In this “two-minute tutorial,” I’ll walk you through the steps for setting up a database for OAC. This blog post does come with a caveat: while it will probably only take you two minutes or a little longer to set up the database, you have to wait for Oracle to create the database. That might take about 30 minutes.
But, after the half hour is up, you can get to work on your OAC instance, which will be covered in my next blog post.
First things first — I always like to see everything, so be sure to customize your dashboard as shown in the previous Two Minute Tutorial. Click Customize Dashboard.
A dialog box will then pop up. Make sure you click Show for everything, so that each option will show up on your dashboard.
Next, we’ll set up a storage container.
Click on the top left “hamburger” icon. Then click Services > Storage Classic.
On the page, click Create Container. The Create Storage Container dialog box will come up. You’ll need to name your storage container. Keep in mind that you can’t use underscores — this is because the name is used in a URL. It's best to make it short. It can have hypens or dashes, but my motto is “Keep it Simple” whenever possible.
Now, you’re ready to create a database.
On your dashboard, go to Services, then click on Database.
Click on Create Instance.
Next, you need to name your instance. Your instance name can be up to 50 characters and has to start with a letter. It can only contain letters, numbers, and hyphens, but it can’t end with a hyphen — because, once again, the name will be used in URLs going forward.

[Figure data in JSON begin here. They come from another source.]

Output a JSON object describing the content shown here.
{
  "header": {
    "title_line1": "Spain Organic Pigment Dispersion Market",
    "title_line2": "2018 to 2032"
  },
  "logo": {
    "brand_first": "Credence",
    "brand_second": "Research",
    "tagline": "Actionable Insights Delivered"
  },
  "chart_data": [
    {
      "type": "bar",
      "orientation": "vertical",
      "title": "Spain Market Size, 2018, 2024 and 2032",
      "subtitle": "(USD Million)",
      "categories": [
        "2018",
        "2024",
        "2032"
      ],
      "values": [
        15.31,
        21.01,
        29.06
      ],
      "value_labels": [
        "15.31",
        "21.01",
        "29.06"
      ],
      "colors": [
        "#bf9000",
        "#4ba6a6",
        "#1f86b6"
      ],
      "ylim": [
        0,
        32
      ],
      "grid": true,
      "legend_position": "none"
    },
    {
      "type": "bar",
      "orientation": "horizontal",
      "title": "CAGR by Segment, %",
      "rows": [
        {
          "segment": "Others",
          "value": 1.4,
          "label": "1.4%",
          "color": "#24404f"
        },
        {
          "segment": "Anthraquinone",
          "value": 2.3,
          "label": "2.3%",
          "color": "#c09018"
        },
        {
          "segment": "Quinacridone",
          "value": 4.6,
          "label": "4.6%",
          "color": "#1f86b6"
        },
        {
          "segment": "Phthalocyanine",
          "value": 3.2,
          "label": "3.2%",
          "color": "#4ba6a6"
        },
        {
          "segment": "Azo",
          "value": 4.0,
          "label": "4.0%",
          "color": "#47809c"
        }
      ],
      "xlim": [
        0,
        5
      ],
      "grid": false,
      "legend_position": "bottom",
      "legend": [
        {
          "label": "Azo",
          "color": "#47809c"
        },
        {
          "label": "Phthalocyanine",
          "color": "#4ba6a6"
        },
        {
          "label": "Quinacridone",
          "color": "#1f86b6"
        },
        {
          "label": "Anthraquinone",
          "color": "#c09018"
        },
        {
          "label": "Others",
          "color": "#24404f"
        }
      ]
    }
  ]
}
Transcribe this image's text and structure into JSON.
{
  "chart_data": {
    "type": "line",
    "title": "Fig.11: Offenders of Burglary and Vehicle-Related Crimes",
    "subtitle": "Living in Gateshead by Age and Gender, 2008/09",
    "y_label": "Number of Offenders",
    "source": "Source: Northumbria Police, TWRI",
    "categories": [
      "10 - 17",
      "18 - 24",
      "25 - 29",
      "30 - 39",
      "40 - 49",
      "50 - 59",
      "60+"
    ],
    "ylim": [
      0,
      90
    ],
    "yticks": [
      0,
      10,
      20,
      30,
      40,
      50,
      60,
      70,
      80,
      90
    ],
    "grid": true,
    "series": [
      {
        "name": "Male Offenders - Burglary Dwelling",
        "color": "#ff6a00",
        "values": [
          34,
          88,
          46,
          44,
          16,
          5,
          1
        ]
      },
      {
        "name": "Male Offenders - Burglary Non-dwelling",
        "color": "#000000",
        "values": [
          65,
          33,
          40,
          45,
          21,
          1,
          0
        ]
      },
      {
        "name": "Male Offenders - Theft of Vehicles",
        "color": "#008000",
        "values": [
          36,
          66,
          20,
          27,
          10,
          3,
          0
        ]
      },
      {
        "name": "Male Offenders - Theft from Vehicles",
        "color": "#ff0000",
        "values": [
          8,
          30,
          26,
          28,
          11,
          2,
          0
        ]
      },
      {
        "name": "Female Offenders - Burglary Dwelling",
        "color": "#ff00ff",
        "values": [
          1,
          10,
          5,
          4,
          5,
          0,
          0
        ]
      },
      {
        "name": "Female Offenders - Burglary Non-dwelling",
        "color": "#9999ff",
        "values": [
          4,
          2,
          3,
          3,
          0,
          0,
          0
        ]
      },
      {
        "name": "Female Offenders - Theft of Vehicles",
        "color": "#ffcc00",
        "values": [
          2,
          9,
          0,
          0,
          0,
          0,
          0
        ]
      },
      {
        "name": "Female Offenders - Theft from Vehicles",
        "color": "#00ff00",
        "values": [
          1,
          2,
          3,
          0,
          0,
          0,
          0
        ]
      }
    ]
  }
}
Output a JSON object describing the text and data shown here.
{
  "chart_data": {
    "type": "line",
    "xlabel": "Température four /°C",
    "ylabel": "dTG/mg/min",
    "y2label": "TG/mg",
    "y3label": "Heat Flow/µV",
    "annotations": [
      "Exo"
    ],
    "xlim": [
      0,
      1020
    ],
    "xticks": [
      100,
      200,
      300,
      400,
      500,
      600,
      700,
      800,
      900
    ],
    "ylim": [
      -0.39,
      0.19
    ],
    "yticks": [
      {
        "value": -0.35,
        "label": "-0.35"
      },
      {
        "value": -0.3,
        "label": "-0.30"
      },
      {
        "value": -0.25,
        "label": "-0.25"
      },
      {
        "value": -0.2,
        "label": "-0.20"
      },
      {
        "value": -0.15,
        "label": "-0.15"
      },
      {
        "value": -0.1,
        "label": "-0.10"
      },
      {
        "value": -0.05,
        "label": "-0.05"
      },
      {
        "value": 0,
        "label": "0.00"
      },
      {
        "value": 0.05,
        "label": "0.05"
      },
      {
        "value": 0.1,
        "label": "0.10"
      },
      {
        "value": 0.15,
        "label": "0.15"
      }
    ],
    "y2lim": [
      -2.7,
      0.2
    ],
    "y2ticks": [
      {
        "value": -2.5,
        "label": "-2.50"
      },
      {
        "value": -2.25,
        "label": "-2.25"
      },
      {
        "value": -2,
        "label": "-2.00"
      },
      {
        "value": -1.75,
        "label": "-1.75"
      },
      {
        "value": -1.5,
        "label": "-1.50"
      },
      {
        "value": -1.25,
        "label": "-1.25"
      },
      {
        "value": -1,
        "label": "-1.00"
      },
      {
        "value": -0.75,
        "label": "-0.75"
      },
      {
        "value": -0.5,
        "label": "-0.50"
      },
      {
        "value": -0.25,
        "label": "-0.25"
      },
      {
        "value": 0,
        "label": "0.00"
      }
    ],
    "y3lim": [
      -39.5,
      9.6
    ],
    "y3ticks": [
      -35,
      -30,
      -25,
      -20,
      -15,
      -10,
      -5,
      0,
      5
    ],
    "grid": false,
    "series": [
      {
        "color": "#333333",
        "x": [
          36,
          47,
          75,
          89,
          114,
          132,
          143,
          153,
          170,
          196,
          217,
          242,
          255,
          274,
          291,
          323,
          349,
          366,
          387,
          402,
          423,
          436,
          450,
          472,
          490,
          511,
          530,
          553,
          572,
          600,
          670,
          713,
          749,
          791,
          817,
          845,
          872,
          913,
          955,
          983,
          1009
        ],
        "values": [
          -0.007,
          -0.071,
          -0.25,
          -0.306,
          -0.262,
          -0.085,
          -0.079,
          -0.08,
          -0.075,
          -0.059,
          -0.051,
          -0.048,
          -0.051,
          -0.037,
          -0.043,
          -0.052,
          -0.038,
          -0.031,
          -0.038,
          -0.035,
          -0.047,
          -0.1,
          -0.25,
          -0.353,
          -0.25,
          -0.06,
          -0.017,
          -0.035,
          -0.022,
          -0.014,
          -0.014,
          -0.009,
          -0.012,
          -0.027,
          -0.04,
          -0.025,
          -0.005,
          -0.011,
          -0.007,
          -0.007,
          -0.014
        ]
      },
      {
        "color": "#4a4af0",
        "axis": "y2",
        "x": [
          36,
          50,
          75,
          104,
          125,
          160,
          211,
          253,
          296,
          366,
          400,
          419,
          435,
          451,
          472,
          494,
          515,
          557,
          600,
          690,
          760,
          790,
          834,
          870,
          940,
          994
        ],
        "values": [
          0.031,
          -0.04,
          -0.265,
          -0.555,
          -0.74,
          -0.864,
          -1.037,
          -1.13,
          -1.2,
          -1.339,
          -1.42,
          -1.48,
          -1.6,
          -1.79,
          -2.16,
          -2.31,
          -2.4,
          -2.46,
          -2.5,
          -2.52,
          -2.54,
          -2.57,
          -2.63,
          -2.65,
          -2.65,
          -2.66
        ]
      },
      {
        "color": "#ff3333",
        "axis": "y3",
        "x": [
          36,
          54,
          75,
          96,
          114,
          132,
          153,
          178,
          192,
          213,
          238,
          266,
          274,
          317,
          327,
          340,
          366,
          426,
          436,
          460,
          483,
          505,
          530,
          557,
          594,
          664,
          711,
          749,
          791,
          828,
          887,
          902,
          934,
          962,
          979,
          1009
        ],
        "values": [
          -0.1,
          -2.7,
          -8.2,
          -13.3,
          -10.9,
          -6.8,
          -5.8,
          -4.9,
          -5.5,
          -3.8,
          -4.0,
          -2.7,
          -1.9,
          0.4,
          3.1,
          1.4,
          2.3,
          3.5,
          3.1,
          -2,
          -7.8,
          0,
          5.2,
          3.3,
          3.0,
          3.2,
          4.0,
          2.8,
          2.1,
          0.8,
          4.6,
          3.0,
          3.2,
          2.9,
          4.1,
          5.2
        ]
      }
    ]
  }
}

You can select a region, but it’s not required. If you set up IP ranges, the IP ranges are specific to a region — this is important to know if you’re going to use a VPNaaS.
You can then click Next and start filling in your details.
You’ll need to give your database a name. It can be the same as your instance name.
Then you need to name your Pluggable Database. It can’t be the same as your database name. The PBD name can include up to 30 characters, must only contain letters and numbers, and has to begin with a letter.
Next, you’ll need to create an administrative password. Make sure it doesn’t contain any of these keywords: root, sys, system, dbsnmp, or oracle.
You can set your database to any size. Note: the small sizes are provisioned way more often than big sizes. This is interesting to know, because when things get busy (Wednesday and Thursday in U.S. business hours), sometimes you get weird provisioning errors. If you select a bigger size, you are less likely to get issues.
Next, if you don’t already have an SSH key, Oracle will create one for you. Remember to download it for future use and SSH access. This will be very useful when you start to get fancy and script things.
You can enter the URL for the storage container you built earlier or let the wizard build one for you.
The username and password are the same as your Oracle Cloud login. Click Next.
You can check all your information on the confirmation page. Then select Create.